Ya de por sí, los “partidos políticos” no están en buenas condiciones en cuanto a la confianza ciudadana. Los análisis de opinión pública colocan a los partidos y a los legisladores al final de la tabla de la confianza de los ciudadanos. La gente no cree en los partidos, ni en los legisladores ni en las dirigencias sindicales.

¿Qué es lo que va a pasar con el PRI?, ¿el PRD será dinamitado definitivamente desde dentro? Por su parte, ¿el PAN entrará en una fase de reconstrucción y de ser así, será sometido a los intereses del dinero o de las ideales que originaron su nacimiento?
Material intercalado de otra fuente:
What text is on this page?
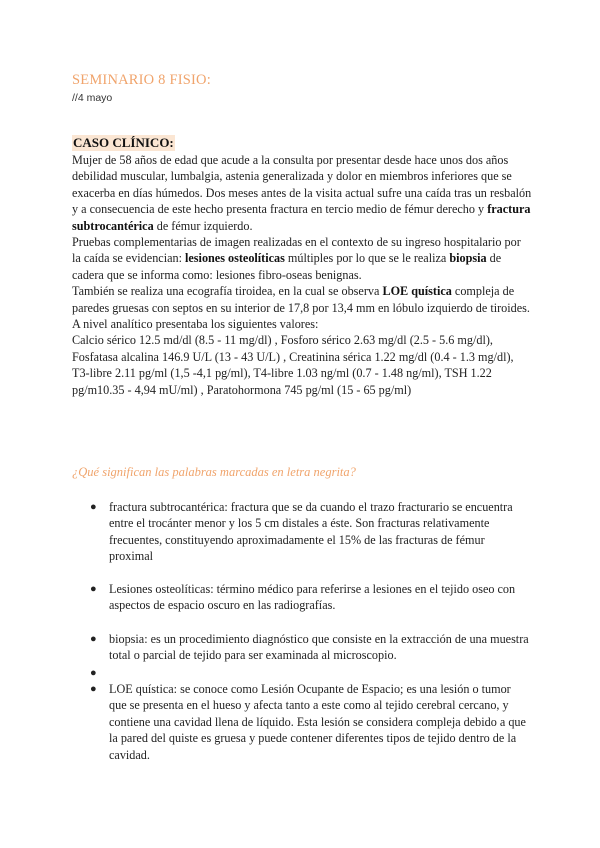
SEMINARIO 8 FISIO:
//4 mayo
CASO CLÍNICO:

Mujer de 58 años de edad que acude a la consulta por presentar desde hace unos dos años debilidad muscular, lumbalgia, astenia generalizada y dolor en miembros inferiores que se exacerba en días húmedos. Dos meses antes de la visita actual sufre una caída tras un resbalón y a consecuencia de este hecho presenta fractura en tercio medio de fémur derecho y fractura subtrocantérica de fémur izquierdo.

Pruebas complementarias de imagen realizadas en el contexto de su ingreso hospitalario por la caída se evidencian: lesiones osteolíticas múltiples por lo que se le realiza biopsia de cadera que se informa como: lesiones fibro-oseas benignas.

También se realiza una ecografía tiroidea, en la cual se observa LOE quística compleja de paredes gruesas con septos en su interior de 17,8 por 13,4 mm en lóbulo izquierdo de tiroides.

A nivel analítico presentaba los siguientes valores:

Calcio sérico 12.5 md/dl (8.5 - 11 mg/dl) , Fosforo sérico 2.63 mg/dl (2.5 - 5.6 mg/dl), Fosfatasa alcalina 146.9 U/L (13 - 43 U/L) , Creatinina sérica 1.22 mg/dl (0.4 - 1.3 mg/dl), T3-libre 2.11 pg/ml (1,5 -4,1 pg/ml), T4-libre 1.03 ng/ml (0.7 - 1.48 ng/ml), TSH 1.22 pg/m10.35 - 4,94 mU/ml) , Paratohormona 745 pg/ml (15 - 65 pg/ml)

¿Qué significan las palabras marcadas en letra negrita?
● fractura subtrocantérica: fractura que se da cuando el trazo fracturario se encuentra entre el trocánter menor y los 5 cm distales a éste. Son fracturas relativamente frecuentes, constituyendo aproximadamente el 15% de las fracturas de fémur proximal
● Lesiones osteolíticas: término médico para referirse a lesiones en el tejido oseo con aspectos de espacio oscuro en las radiografías.
● biopsia: es un procedimiento diagnóstico que consiste en la extracción de una muestra total o parcial de tejido para ser examinada al microscopio.
●
● LOE quística: se conoce como Lesión Ocupante de Espacio; es una lesión o tumor que se presenta en el hueso y afecta tanto a este como al tejido cerebral cercano, y contiene una cavidad llena de líquido. Esta lesión se considera compleja debido a que la pared del quiste es gruesa y puede contener diferentes tipos de tejido dentro de la cavidad.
El Verde, el Nueva Alianza, Movimiento Ciudadano y Encuentro Social, ¿lograrán sobrevivir en los años que siguen, con un gobierno que por nada se va a parecer al de Fox, ni al de Calderón ni al de Peña Nieto? Las relaciones con los partidos diferentes al de MORENA no se darán en los mismos términos de ahora.

La soberbia ha llevado a los partidos al fracaso que los ha dejado desdentados. En el PAN se impuso un candidato de tipo “Madrazo”: el resultado de la arrogancia ahí está. En el PRD parece haber ganado la división, la confrontación interna y los intereses personales. El resultado de la división está a la vista con una pobre aportación de votos a una alianza que era más criticable como la de MORENA con el PES.

En el caso del PRI, haber entregado la candidatura a un personaje ajeno a ese partido, más cercano al PAN, le ha costado caro. El fracaso ha sido estremecedor y el PRI ahora se queda como una pequeña fuerza, con todo y su “estructura” y su “voto duro”.

En el 2000, al PRI se le extendió prematuramente un acta de defunción. Claro que el fracaso de ahora es el peor de todos; ni siquiera Madrazo le pegó tan duro al partido que dirigió. El PRI no queda en segundo lugar, sino que en el mejor de los casos, queda en un lejano tercer lugar de preferencias electorales. Es casi seguro que Meade obtenga menos votos en términos absolutos y relativos, que los que logró Madrazo Pintado en 2006.

¿Qué es lo que deben hacer los partidos?, ¿qué debe hacer el PRI y el PAN por una parte, frente a su derrota? El poder ofusca o enloquece, cierto. Pero el fracaso, lo hemos visto, también ofusca a los inteligentes y a los pendejos los vuelve locos.

En el caso de MORENA; queda claro que todo está por construirse. Hasta ahora, todo gira en torno a una persona: AMLO. Nada gira en torno a lo que debería ser una institución política, el partido MORENA. Ahí, todo está por hacerse y destaca entre los demás protagonistas, porque apenas inicia el camino.